Y is equal to a cos 3x + b sin 3x then find d squarey upon DX square​

Answer 1

d²y/dx² = - 9y

Step-by-step explanation :

Given, y = a cos3x + b sin3x ..... (1)

Now differentiating both sides of (1) no. equation with respext to x, we get

dy/dx = - 3a sin3x + 3b cos3x ..... (2)

Again differentiating both sides of (2) no. equation with respect to x, we have

d²y/dx^2 = - 9a cos3x - 9b sin3x

= - 9 (a cos3x + b sin3x)

= - 9y, by (1)

Therefore, d²y/dx² = - 9y

Related question :

if ax^2+2hxy+by^2=1 then (d^2y)/(dx^2)=(h^2-ab)/(hx+by)^3 - https://brainly.in/question/15904397

Answer 2

$\mathbf{\frac{\mathrm{d^{2}}Y }{\mathrm{d} x^{2}}=-9Y}$

Step-by-step explanation:

• We know that

        $\mathbf{\frac{\mathrm{d} \sin 3x }{\mathrm{d} x }=3\cos 3x }$

        and

        $\mathbf{\frac{\mathrm{d} \cos 3x }{\mathrm{d} x }=-3\sin 3x }$

• Here it is given that

        $\mathbf{Y=a\cos 3x+b\sin 3x}$      ...1)
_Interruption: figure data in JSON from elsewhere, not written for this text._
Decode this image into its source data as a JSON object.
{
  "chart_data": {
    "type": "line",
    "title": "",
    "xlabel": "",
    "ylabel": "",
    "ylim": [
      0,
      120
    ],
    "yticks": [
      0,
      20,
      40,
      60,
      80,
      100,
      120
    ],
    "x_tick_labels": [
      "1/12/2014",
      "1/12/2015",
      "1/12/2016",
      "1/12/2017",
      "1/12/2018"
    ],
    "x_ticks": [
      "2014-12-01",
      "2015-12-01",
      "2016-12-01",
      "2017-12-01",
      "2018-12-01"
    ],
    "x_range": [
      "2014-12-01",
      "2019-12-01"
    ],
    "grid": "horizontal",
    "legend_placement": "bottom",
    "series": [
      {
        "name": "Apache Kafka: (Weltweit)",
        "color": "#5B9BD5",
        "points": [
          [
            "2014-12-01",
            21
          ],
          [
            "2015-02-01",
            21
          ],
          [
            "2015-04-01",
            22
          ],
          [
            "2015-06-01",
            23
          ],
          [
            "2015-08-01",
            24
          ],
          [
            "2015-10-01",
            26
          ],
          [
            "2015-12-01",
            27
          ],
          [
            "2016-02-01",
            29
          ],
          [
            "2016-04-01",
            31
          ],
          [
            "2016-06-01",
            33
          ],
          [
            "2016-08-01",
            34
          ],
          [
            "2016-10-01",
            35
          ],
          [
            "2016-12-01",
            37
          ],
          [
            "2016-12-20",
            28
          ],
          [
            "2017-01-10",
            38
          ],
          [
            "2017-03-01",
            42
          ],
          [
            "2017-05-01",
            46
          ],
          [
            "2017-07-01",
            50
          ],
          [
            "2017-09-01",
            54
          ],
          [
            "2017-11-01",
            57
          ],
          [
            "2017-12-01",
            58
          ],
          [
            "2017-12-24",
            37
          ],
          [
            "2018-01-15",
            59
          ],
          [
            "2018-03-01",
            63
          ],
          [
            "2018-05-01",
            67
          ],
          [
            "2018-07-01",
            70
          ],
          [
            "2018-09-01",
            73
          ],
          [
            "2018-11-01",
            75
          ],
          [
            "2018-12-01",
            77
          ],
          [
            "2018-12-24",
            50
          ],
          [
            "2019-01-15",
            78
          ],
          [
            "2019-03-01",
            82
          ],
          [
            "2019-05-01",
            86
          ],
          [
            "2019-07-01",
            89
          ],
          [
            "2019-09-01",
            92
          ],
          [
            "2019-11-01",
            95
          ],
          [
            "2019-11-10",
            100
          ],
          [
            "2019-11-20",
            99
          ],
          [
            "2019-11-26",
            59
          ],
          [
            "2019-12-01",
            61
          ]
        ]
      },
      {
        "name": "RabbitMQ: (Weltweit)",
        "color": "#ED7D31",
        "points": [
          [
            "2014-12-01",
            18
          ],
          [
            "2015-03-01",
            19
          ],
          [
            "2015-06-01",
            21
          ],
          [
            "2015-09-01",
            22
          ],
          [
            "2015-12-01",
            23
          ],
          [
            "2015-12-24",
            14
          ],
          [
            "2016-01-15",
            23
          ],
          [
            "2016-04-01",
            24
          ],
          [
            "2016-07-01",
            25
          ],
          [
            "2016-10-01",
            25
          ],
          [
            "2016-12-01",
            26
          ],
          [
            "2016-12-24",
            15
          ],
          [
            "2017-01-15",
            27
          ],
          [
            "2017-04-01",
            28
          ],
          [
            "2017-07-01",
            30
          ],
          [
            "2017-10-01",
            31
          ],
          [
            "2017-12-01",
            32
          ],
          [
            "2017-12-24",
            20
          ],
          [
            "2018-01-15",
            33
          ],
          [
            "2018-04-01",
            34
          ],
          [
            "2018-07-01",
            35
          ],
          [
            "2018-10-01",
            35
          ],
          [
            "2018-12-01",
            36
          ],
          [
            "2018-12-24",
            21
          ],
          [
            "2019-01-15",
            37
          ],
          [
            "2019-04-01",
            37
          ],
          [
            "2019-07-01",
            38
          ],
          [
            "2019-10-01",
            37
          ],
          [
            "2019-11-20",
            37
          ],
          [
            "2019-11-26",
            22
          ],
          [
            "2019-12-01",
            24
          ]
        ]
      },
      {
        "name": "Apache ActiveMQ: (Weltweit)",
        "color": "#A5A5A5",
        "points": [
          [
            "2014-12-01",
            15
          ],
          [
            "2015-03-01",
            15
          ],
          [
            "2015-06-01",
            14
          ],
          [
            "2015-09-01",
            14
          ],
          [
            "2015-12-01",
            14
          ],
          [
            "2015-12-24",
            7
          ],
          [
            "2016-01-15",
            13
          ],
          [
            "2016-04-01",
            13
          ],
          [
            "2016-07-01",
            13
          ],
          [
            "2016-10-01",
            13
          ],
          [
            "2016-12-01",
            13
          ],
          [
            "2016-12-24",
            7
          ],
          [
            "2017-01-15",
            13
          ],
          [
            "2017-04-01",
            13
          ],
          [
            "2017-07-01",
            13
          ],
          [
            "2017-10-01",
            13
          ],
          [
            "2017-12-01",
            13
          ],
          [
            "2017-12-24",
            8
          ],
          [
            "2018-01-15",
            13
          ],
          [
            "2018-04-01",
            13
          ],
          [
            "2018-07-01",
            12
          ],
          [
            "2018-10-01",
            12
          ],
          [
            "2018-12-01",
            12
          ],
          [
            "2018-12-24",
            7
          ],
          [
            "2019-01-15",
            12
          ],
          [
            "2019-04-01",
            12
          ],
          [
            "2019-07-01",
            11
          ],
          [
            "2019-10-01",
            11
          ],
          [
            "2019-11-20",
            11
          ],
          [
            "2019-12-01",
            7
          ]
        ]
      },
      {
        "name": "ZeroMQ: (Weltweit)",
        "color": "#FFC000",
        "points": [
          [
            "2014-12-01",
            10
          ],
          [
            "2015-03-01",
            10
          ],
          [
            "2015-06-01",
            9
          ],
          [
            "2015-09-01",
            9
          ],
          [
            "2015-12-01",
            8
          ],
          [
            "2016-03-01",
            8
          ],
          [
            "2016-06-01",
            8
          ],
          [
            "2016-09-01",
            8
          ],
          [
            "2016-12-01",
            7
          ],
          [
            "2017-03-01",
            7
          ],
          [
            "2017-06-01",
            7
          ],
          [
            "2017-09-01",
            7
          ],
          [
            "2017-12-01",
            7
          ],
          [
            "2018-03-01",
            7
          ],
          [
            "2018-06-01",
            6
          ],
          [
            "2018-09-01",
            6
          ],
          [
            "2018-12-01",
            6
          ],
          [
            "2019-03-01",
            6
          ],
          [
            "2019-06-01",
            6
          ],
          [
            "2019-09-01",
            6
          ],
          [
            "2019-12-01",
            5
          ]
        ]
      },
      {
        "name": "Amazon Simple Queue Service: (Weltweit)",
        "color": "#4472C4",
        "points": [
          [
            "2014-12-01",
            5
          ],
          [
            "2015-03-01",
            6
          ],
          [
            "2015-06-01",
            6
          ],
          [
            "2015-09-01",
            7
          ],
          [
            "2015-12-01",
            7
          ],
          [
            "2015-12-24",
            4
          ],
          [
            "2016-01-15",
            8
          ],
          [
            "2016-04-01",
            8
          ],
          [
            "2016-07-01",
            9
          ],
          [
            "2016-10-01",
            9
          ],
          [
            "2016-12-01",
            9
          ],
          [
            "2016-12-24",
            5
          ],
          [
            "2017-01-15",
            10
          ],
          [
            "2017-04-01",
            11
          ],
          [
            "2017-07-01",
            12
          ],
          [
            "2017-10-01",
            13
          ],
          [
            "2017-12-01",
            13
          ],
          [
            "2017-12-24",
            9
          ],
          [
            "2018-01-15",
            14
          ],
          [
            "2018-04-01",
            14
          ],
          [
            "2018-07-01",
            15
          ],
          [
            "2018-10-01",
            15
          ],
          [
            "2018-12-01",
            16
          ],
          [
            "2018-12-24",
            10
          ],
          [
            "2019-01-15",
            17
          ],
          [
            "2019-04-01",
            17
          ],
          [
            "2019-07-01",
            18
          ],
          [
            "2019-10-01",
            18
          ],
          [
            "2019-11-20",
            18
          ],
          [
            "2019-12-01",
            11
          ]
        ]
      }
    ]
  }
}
• On differentiating above equation with respect to x, we get

        $\mathbf{\frac{\mathrm{d}Y }{\mathrm{d} x}=a\frac{\mathrm{d} \cos 3x}{\mathrm{d} x}+b\frac{\mathrm{d} \sin 3x}{\mathrm{d} x}}$

        So it be can written as

        $\mathbf{\frac{\mathrm{d}Y }{\mathrm{d} x}=a(-3\sin 3x)+b(3\cos 3x)}$

        $\mathbf{\frac{\mathrm{d}Y }{\mathrm{d} x}=-3a\sin 3x+3b\cos 3x}$       ...2)

• Again on differentiating above equation with respect to x, we get

        $\mathbf{\frac{\mathrm{d^{2}}Y }{\mathrm{d} x^{2}}=-3a\frac{\mathrm{d} \sin 3x}{\mathrm{d} x}+3b\frac{\mathrm{d} \cos 3x}{\mathrm{d} x}}$

        $\mathbf{\frac{\mathrm{d^{2}}Y }{\mathrm{d} x^{2}}=-3a(3\cos 3x)+3b(-3\sin 3x)}$

        $\mathbf{\frac{\mathrm{d^{2}}Y }{\mathrm{d} x^{2}}=-9a\cos 3x-9b\sin 3x}$

        $\mathbf{\frac{\mathrm{d^{2}}Y }{\mathrm{d} x^{2}}=-9(a\cos 3x+b\sin 3x)}$     ...3)

• From equation 1) and equation 3), we can write above equation

        $\mathbf{\frac{\mathrm{d^{2}}Y }{\mathrm{d} x^{2}}=-9Y}$